The kickoff group session on the topic of ‘Ensuring Operational Resilience: The Imperative of Business Continuity Planning’ was sobering to the audience of corporate and bank managers, who were asked to consider what it would mean from a risk and operational perspective to recover from a major disruption to their business functions. The most critical of all: “Do you have a business continuity plan (BCP) – and who have you shared it with among your employees, partners, insurance carriers, etc?”

Audience members were advised to follow up an assessment of potential risks with development of a BCP document that not only considered current factors and concerns but could and would also be updated regularly and shared with all affected areas of the organisation in planning, drills, and regular meetings to refine its central and ancillary elements and procedures.

Having a plan to recover is the first place to start. That’s the only sensible way to prepare the way to recovery for impacted companies, said presenters Janet Weber of Duquesne Light Company (formerly of US Steel) and Ben Zviti of Marsh Insurance. One crucial part of that recovery is knowing which people – and how many of them - among a company’s key employees are most important to be in place to initiate action steps and take the necessary measures to put the organisation back online or in operation.

Another pivotal element of any business continuity plan is its objectives, including all of the foregoing on people and systems and bringing them together – as in making sure that the employees who are part of the response to an incident are able to access the important systems and capabilities that will point the way to its successful recovery.

Treasurers have special responsibilities dealing with major systems and funds flows related to commitments not just to restore the company’s ability to operate, but also to keep its financial engines and payments – including employee payroll - and collections running despite whatever outages have compromised the ability to function normally.

Communication is the start along with being sure to share the details of the plan with not just senior management and the individually affected departments, but also the IT group and even major vendors. These are all part of optimal protection measures every company should take to gird itself against collapse during periods of inability to function normally.

Making certain the plans are tested and updated regularly is also part of the prescription for protection from operating and financial loss in such unexpected scenarios. Weber recommended that several copies of the BCP be created and shared in various forms (electronic and printed) in several locations.

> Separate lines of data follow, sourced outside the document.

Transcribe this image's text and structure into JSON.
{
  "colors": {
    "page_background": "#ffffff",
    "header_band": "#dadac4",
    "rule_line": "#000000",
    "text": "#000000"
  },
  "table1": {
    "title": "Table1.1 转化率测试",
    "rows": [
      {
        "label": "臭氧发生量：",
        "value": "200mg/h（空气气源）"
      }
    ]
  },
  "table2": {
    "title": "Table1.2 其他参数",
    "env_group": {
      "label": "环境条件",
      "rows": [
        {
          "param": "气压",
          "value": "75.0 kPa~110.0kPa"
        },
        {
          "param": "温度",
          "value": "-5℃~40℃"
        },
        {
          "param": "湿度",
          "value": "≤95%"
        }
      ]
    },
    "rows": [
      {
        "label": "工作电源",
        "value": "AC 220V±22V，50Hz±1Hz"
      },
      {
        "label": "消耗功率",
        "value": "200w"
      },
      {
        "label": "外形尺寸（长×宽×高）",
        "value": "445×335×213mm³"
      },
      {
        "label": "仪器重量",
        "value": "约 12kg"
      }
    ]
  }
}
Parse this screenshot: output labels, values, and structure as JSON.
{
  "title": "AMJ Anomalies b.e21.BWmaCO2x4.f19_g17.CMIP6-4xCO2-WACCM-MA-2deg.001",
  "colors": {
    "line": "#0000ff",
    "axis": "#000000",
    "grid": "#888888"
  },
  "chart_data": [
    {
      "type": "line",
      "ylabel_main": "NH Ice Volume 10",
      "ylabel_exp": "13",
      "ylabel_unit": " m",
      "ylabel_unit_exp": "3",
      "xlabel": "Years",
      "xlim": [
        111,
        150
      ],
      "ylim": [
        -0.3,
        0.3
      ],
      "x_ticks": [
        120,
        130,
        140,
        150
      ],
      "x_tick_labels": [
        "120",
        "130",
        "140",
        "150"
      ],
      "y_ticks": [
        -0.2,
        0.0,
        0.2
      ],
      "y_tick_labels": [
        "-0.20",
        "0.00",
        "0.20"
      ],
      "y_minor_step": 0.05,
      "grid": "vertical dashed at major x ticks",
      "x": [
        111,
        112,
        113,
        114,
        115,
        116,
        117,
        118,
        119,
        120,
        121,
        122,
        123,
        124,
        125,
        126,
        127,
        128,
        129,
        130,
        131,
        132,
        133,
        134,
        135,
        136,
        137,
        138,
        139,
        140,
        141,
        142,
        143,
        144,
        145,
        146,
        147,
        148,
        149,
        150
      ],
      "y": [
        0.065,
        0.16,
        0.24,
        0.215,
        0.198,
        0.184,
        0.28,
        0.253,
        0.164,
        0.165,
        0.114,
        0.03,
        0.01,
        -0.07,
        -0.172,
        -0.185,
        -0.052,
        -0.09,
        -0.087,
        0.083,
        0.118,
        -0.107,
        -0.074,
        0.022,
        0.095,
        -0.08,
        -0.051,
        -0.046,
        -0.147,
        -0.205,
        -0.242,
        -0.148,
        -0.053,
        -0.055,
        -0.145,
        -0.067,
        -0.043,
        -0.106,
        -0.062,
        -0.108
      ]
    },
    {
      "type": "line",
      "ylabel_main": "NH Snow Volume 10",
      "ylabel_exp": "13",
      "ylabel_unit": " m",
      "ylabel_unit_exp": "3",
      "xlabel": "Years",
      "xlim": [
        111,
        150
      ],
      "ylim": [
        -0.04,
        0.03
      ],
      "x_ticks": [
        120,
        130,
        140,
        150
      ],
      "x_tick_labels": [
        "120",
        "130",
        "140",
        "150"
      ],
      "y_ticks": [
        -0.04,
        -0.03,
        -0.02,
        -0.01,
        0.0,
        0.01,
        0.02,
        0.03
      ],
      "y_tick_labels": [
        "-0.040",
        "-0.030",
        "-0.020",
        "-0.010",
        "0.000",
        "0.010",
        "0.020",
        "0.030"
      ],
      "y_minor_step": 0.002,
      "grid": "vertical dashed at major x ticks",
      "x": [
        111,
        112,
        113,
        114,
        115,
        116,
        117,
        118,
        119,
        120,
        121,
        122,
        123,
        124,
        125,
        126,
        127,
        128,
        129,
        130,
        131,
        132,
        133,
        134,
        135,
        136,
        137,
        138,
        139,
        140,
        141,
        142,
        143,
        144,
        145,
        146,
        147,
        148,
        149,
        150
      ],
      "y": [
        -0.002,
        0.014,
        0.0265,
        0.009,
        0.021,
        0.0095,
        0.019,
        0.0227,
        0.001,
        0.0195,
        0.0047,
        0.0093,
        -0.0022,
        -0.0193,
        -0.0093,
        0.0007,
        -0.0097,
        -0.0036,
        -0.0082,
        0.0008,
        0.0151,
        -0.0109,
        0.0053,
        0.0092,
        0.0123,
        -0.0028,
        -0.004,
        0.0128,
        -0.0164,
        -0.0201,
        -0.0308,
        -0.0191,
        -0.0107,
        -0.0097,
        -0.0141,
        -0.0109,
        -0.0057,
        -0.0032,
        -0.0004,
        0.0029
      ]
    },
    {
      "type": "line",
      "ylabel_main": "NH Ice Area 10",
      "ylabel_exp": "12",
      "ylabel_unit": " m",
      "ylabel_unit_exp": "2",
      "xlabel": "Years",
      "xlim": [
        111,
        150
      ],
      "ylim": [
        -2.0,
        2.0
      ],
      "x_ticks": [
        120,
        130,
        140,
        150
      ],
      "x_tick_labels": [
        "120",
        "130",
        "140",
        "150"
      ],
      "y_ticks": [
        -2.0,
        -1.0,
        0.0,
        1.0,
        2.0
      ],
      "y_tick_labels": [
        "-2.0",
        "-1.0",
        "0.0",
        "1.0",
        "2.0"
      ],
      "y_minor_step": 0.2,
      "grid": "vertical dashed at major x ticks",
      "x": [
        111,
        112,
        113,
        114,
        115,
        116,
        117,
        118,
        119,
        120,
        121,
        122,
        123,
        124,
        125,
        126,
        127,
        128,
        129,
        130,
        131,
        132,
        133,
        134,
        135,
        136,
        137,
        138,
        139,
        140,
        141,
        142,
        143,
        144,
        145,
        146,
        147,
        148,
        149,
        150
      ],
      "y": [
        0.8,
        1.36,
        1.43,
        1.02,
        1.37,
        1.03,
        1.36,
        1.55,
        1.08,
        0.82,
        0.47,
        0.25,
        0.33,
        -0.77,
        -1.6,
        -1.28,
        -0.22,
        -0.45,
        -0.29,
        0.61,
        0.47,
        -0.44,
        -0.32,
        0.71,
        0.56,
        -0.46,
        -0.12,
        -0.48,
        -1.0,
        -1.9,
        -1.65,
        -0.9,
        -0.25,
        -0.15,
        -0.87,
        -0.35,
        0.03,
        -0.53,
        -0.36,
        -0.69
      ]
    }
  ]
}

“If you don’t test it, you don’t continuously update it, don’t even consider it an asset. It’s a liability. That’s your plan,” Weber said and continued: “maintenance, routine maintenance” makes sure the plan is good. Companies should incorporate the feedback, make the changes as appropriate to the plan ongoing, she asserted. “Because again, it’s not worth the paper it’s written on, or the system in which it’s stored if it’s not accurate.”

After an audience member from a large public entity related how she and her team were hit by an August ransomware attack, the audience was reminded of a major system outage – the most expensive ever in history at an estimated $5.4 billion cost to those affected. That cascading failure of Windows-based systems in July of this year was caused by the misconfigured Crowdstrike software patch that was uploaded to computers across the world and ended up shutting down the software powering thousands of organisations even after it was recalled.

As for the ransomware attack, which was later found to be linked to a similar attack at the British Library in November 2023, the treasury leader from the organisation impacted by the August ‘Rhysida’ ransomware attack shared the second part of her story. That was the fact that she and her staff had prepared and drilled, many times, for such an incident. They had designed a detailed communications and systems outage contingency plan. That effort ended up being incredibly important, and ultimately extremely valuable in cost and time savings to their response and eventual recovery, despite much of the company’s principal software and systems being rendered useless for more than a week.

Zviti’s portion of the presentation centred on the importance of companies arming themselves with insurance coverage against cybercrimes as well as outages, explaining that the many types of cybersecurity and business interruption insurance available in the marketplace usually demonstrate their worth when incidents occur. But only if companies demonstrate they’re prepared first.

“Unlike many other types of insurance policies,” the attorney from Marsh explained, with a humorous bent, “where lawyers get hired to debate whether direct means direct or indirect, cyber insurance does actually pay for the most part.”

The next part of Zviti’s message was especially telling, emphasising just how critical measures like those Weber and the audience member had shared were to qualify for such coverage. “Interestingly, today, you cannot buy cyber insurance unless you do all the things that Janet said. You have to [follow] all those best practices. The cyber insurance underwriters ask that of your information security team, of your business continuity team, and if you don’t answer those questions, and if you don’t show those best practices, you might not get coverage, or you might not get good coverage. So, everything that Janet said, please do!”